We zijn op zoek naar drie regio’s die hier verandering in willen brengen en die mee willen doen aan een experimentele aanpak. We maken voor hen een traject waarin we voortbouwen op inzichten uit eerdere experimenten met en onderzoeken naar jongeren buiten beeld. We gebruiken een mix van instrumenten die goed passen bij taaie vraagstukken en die zijn gebaseerd op het denken uit de transitiekunde. Door met deze mix van instrumenten te werken willen we een beweging in gang zetten die niet ophoudt bij de laatste bijeenkomst. Idealiter leggen we een basis voor het verder integraal samenwerken om jongeren buiten beeld beter te bereiken, motiveren en ondersteunen.
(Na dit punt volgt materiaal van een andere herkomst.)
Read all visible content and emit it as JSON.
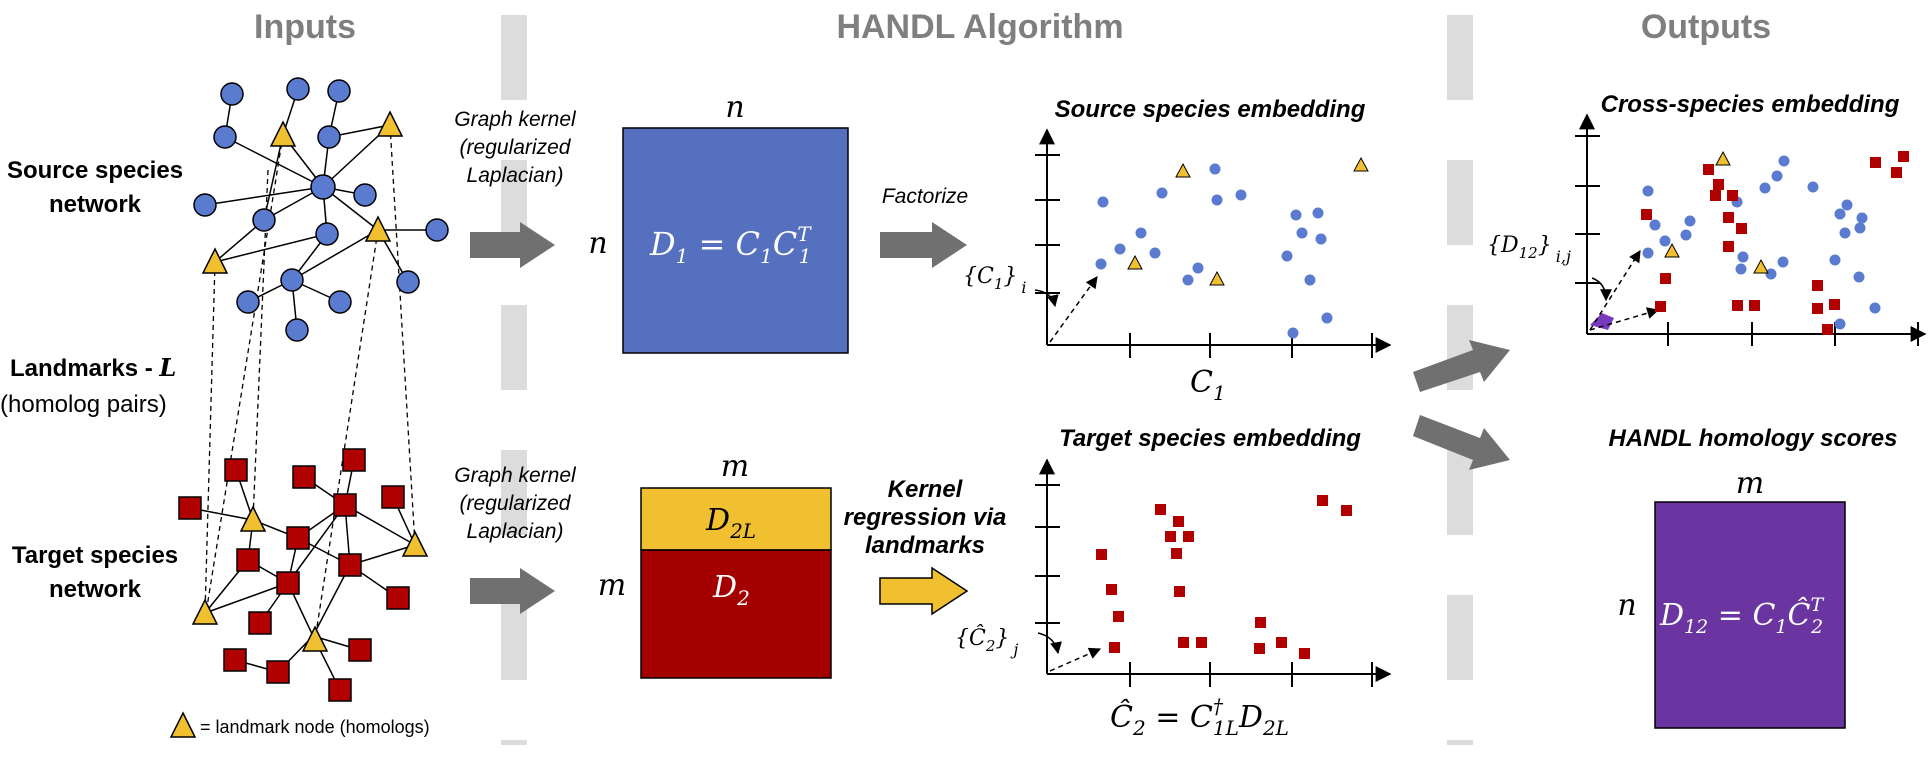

De drie deelnemende regio’s krijgen ondersteuning van Movisie.
Het aanbod
Vijf regionale transitiearena’s met informele organisaties en nieuwe initiatieven
Om jongeren weer in beeld te krijgen en hen adequaat te ondersteunen naar school, werk of dagbesteding is een samenhangende aanpak nodig en het bewandelen van nieuwe wegen. De beste manier om deze jongeren te bereiken gaat niet via de formele kanalen, maar via informele organisaties en nieuwe initiatieven die op een alternatieve manier iets bieden aan de jongeren. Maatschappelijke verandering manifesteert zich altijd in zogenaamde niches. De voeding voor vernieuwing en verandering komt vanuit het micro-niveau. Juist deze organisaties en initiatieven willen we een stem geven in de transitiearena’s.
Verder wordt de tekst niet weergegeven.